The Mexican Peso (MXN) stays on a mission and climbs for the third straight day versus the US Dollar (USD) after data from Mexico suggests the Trade Balance expanded more than expected, while inflation data in the United States (US) was softer. That has increased the odds of a rate cut by the US Federal Reserve (Fed), keeping the Greenback (USD) pressured as the interest rate differential would likely support the emerging market currency. The USD/MXN trades at 17.17, down 0.15% on the day.
The National Statistics Agency (INEGI) in Mexico revealed the country posted a surplus in December. That data and strong labor market data revealed on Thursday portray the economy's strength bolstered by the prospects of nearshoring.
In the meantime, the Fed’s preferred gauge for inflation, the Personal Consumption Expenditures (PCE) Price Index, was unchanged, though the core annualized figure dipped below the 3% threshold, a sign that the restrictiveness of policy is driving prices down. That said, investors seem convinced that the Fed will cut rates in May by 25 basis points (bps), according to the CME FedWatch Tool.
The USD/MXN has accelerated to the downside after printing losses for three straight days, but it continues to exchange hands above strong support from the 50-day Simple Moving Average (SMA) at 17.13. A breach of the latter will expose the January 22 low, followed by the 17.00 psychological figure.
On the flip side, if buyers reclaim the next resistance level at the 200-day SMA at 17.34, that could open the door to challenge the 100-day SMA at 17.41. Further upside is seen above the psychological 17.50 figure, ahead of rallying to the May 23 high from last year at 17.99.
The Mexican Peso (MXN) is the most traded currency among its Latin American peers. Its value is broadly determined by the performance of the Mexican economy, the country’s central bank’s policy, the amount of foreign investment in the country and even the levels of remittances sent by Mexicans who live abroad, particularly in the United States. Geopolitical trends can also move MXN: for example, the process of nearshoring – or the decision by some firms to relocate manufacturing capacity and supply chains closer to their home countries – is also seen as a catalyst for the Mexican currency as the country is considered a key manufacturing hub in the American continent. Another catalyst for MXN is Oil prices as Mexico is a key exporter of the commodity.
The main objective of Mexico’s central bank, also known as Banxico, is to maintain inflation at low and stable levels (at or close to its target of 3%, the midpoint in a tolerance band of between 2% and 4%). To this end, the bank sets an appropriate level of interest rates. When inflation is too high, Banxico will attempt to tame it by raising interest rates, making it more expensive for households and businesses to borrow money, thus cooling demand and the overall economy. Higher interest rates are generally positive for the Mexican Peso (MXN) as they lead to higher yields, making the country a more attractive place for investors. On the contrary, lower interest rates tend to weaken MXN.
Macroeconomic data releases are key to assess the state of the economy and can have an impact on the Mexican Peso (MXN) valuation.
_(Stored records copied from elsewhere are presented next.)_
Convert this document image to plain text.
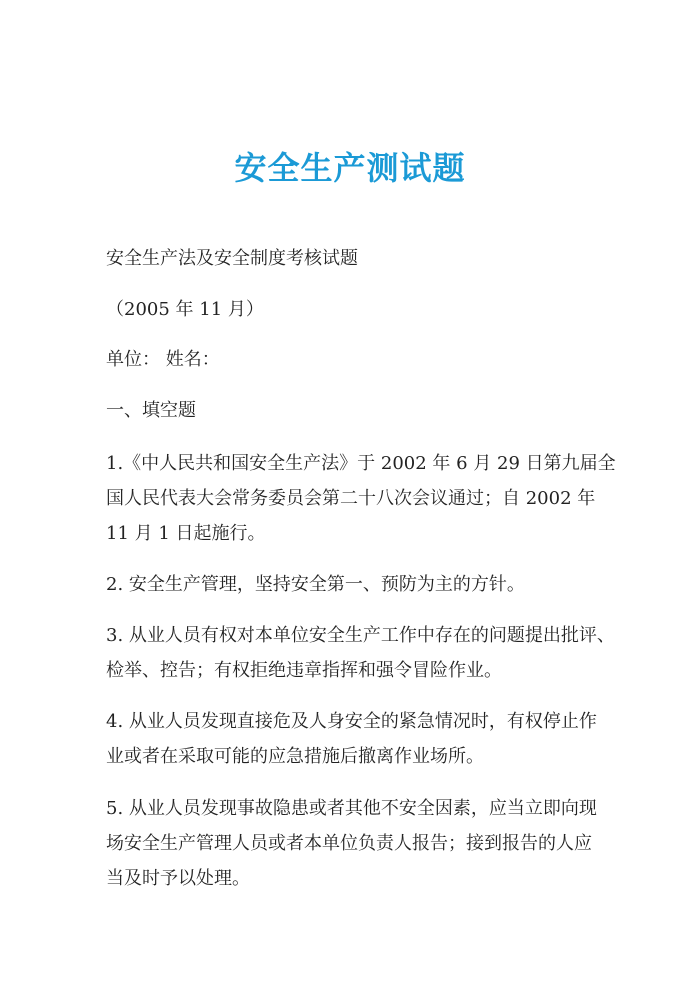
安全生产测试题

安全生产法及安全制度考核试题

（2005 年 11 月）

单位： 姓名：

一、填空题

1.《中人民共和国安全生产法》于 2002 年 6 月 29 日第九届全

国人民代表大会常务委员会第二十八次会议通过；自 2002 年

11 月 1 日起施行。

2. 安全生产管理，坚持安全第一、预防为主的方针。

3. 从业人员有权对本单位安全生产工作中存在的问题提出批评、

检举、控告；有权拒绝违章指挥和强令冒险作业。

4. 从业人员发现直接危及人身安全的紧急情况时，有权停止作

业或者在采取可能的应急措施后撤离作业场所。

5. 从业人员发现事故隐患或者其他不安全因素，应当立即向现

场安全生产管理人员或者本单位负责人报告；接到报告的人应

当及时予以处理。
A strong Mexican economy, based on high economic growth, low unemployment and high confidence is good for MXN. Not only does it attract more foreign investment but it may encourage the Bank of Mexico (Banxico) to increase interest rates, particularly if this strength comes together with elevated inflation. However, if economic data is weak, MXN is likely to depreciate.
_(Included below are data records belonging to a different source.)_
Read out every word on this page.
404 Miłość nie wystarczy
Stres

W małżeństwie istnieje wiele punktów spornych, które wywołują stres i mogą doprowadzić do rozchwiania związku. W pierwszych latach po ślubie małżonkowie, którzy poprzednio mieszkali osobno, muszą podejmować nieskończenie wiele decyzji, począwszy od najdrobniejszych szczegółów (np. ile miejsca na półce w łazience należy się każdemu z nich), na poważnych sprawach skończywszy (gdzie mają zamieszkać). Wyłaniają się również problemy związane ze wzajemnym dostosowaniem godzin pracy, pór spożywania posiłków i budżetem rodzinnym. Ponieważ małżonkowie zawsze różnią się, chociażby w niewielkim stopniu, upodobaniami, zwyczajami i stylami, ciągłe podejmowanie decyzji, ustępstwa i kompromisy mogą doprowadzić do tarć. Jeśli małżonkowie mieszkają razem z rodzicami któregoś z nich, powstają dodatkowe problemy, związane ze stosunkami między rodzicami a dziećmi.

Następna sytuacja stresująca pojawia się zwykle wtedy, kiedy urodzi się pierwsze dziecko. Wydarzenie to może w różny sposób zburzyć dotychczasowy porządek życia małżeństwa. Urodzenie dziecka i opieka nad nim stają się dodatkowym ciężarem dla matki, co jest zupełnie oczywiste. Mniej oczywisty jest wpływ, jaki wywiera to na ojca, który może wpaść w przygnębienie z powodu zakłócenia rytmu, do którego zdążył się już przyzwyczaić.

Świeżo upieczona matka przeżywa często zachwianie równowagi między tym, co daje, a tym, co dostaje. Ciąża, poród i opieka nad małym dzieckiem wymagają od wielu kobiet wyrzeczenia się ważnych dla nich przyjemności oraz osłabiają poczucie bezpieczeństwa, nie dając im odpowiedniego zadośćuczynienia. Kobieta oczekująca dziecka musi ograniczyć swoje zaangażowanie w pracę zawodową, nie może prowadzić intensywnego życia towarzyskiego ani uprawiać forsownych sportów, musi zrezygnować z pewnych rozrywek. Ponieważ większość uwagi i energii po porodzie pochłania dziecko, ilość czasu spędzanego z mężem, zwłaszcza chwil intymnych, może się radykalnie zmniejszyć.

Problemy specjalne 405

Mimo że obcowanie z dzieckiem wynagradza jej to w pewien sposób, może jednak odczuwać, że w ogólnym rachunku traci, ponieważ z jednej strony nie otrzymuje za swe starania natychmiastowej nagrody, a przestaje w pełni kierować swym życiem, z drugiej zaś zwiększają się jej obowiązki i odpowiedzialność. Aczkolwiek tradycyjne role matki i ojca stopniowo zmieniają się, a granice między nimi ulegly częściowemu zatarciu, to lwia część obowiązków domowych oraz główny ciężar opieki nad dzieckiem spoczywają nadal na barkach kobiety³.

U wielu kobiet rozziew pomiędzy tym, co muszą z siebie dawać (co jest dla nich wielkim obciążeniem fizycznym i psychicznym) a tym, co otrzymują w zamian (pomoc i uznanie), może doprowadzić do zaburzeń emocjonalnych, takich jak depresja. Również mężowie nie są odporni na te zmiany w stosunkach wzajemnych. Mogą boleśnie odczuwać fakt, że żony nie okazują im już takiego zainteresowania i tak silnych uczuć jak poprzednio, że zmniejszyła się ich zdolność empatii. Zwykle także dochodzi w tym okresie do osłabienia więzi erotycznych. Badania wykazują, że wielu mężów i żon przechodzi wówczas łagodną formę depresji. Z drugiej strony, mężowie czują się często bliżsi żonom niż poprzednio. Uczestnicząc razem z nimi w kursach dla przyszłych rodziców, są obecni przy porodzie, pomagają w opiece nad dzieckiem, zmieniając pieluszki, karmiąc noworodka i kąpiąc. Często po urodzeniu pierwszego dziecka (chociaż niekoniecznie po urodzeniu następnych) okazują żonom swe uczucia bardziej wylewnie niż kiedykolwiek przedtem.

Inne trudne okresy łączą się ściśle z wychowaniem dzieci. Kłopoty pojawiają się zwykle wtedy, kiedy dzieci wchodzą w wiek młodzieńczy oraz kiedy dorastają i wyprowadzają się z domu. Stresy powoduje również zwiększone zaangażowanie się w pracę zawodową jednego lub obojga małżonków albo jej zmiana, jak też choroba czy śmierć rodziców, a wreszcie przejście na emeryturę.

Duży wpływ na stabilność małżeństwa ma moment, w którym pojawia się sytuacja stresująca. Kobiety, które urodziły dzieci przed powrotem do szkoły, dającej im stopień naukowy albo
As an emerging-market currency, the Mexican Peso (MXN) tends to strive during risk-on periods, or when investors perceive that broader market risks are low and thus are eager to engage with investments that carry a higher risk. Conversely, MXN tends to weaken at times of market turbulence or economic uncertainty as investors tend to sell higher-risk assets and flee to the more-stable safe havens.